Do you know when you crossed? The collection obligation begins from the date you cross the threshold, not from the date you register. Sellers who registered late may have a gap period of uncollected tax that needs to be resolved.

The sellers Wayfair most affected

Rapidly growing DTC brands. A brand that crossed $100K in Michigan or Wisconsin as it scaled didn’t know it had a Michigan or Wisconsin problem until a nexus questionnaire or penalty notice arrived.

Amazon-only sellers. Before Wayfair, Amazon’s collection handled most of the exposure. After Wayfair, the threshold question matters even for Amazon sellers, crossing $100K in sales to a state creates an obligation for non-Amazon channels regardless of what Amazon collects.

Shopify brands without automation. Shopify Tax and manual rate configurations weren’t built for 30-state compliance. Sellers who outgrew those tools sometimes found themselves with a multi-state gap.

What Wayfair didn’t change

Wayfair didn’t change anything about physical nexus. If you have an employee, a warehouse, FBA inventory, or any other physical presence in a state, you’ve always had a collection obligation there, that rule was never dependent on Quill and isn’t affected by Wayfair.

Wayfair also didn’t affect the five states with no general sales tax: Alaska, Delaware, Montana, New Hampshire, and Oregon. Those states have no economic nexus law because they have no sales tax to collect.
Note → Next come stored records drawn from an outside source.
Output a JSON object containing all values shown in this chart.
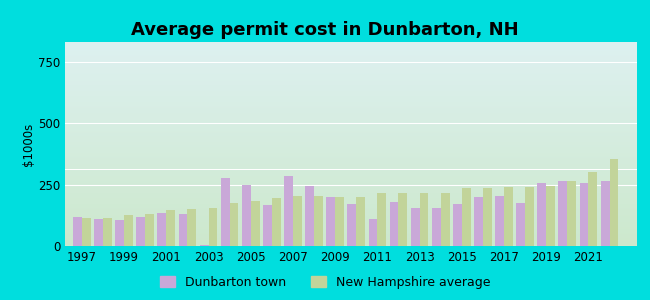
{
  "title": "Average permit cost in Dunbarton, NH",
  "ylabel": "$1000s",
  "years": [
    1997,
    1998,
    1999,
    2000,
    2001,
    2002,
    2003,
    2004,
    2005,
    2006,
    2007,
    2008,
    2009,
    2010,
    2011,
    2012,
    2013,
    2014,
    2015,
    2016,
    2017,
    2018,
    2019,
    2020,
    2021,
    2022
  ],
  "dunbarton": [
    120,
    110,
    105,
    120,
    135,
    130,
    5,
    275,
    250,
    165,
    285,
    245,
    200,
    170,
    110,
    180,
    155,
    155,
    170,
    200,
    205,
    175,
    255,
    265,
    255,
    265
  ],
  "nh_avg": [
    115,
    115,
    125,
    130,
    145,
    150,
    155,
    175,
    185,
    195,
    205,
    205,
    200,
    200,
    215,
    215,
    215,
    215,
    235,
    235,
    240,
    240,
    245,
    265,
    300,
    355
  ],
  "dunbarton_color": "#c9a8d8",
  "nh_color": "#c2d49a",
  "background_outer": "#00dede",
  "background_inner_top": "#ddf0f0",
  "background_inner_bottom": "#cce8cc",
  "yticks": [
    0,
    250,
    500,
    750
  ],
  "ylim": [
    0,
    830
  ],
  "bar_width": 0.42,
  "title_fontsize": 13,
  "axis_fontsize": 8.5,
  "legend_label_dunbarton": "Dunbarton town",
  "legend_label_nh": "New Hampshire average"
}
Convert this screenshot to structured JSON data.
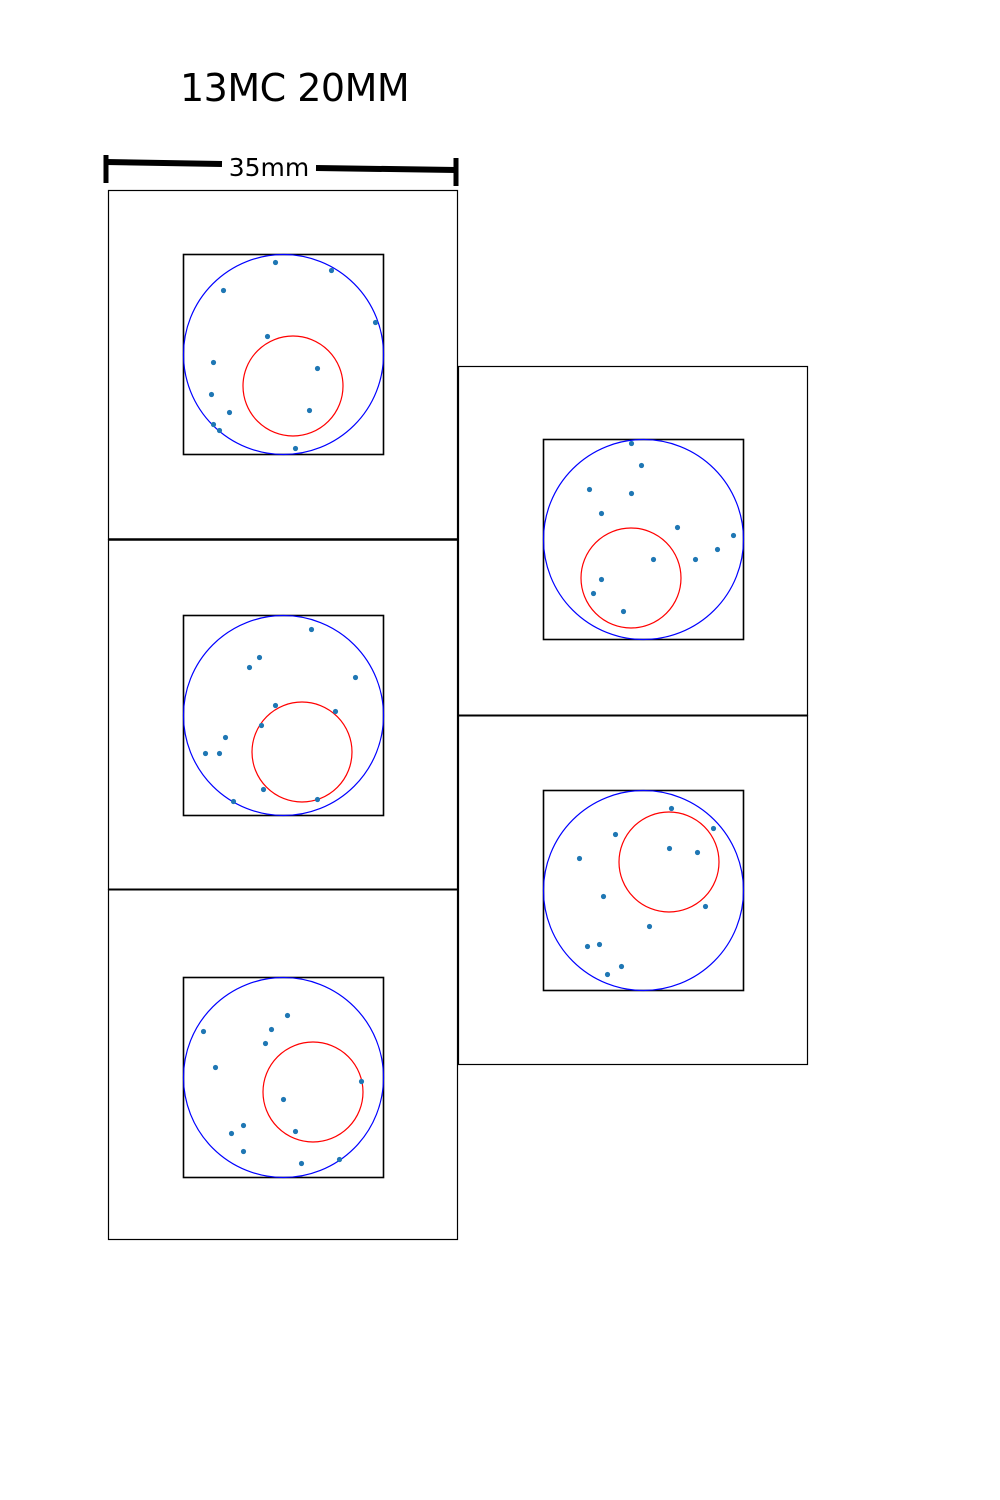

Frequently asked questions

What was the Wayfair ruling?
South Dakota v. Wayfair, Inc. was a June 2018 Supreme Court decision that overturned the prior physical presence rule for sales tax collection. It held that states can require remote sellers to collect sales tax based on their sales volume into the state, regardless of whether they have any physical presence there.
What did the Wayfair ruling change for ecommerce sellers?
Before Wayfair, online sellers only had to collect sales tax in states where they had physical presence, offices, employees, or inventory. After Wayfair, every state with a sales tax can require collection once a seller crosses a sales threshold (typically $100,000 per year).
When did the Wayfair ruling happen?
The Supreme Court issued its decision in South Dakota v. Wayfair, Inc. on June 21, 2018. States began enacting economic nexus laws shortly after, with most in place by 2019. As of 2020, every state with a sales tax had enacted an economic nexus law.
What threshold did the Wayfair ruling establish?
The ruling itself didn't set a universal threshold, it upheld South Dakota's law, which used $100,000 in annual sales or 200 transactions. Most states subsequently adopted similar thresholds. California uses $500,000. Sellers should verify the current threshold for each state where they sell.
Do I need to collect sales tax in all 50 states because of Wayfair?
Only in states where your sales exceed the state's threshold. For most sellers, that's $100,000 in annual sales to that state. Five states have no sales tax at all. You don't owe collection in states where you haven't crossed the threshold.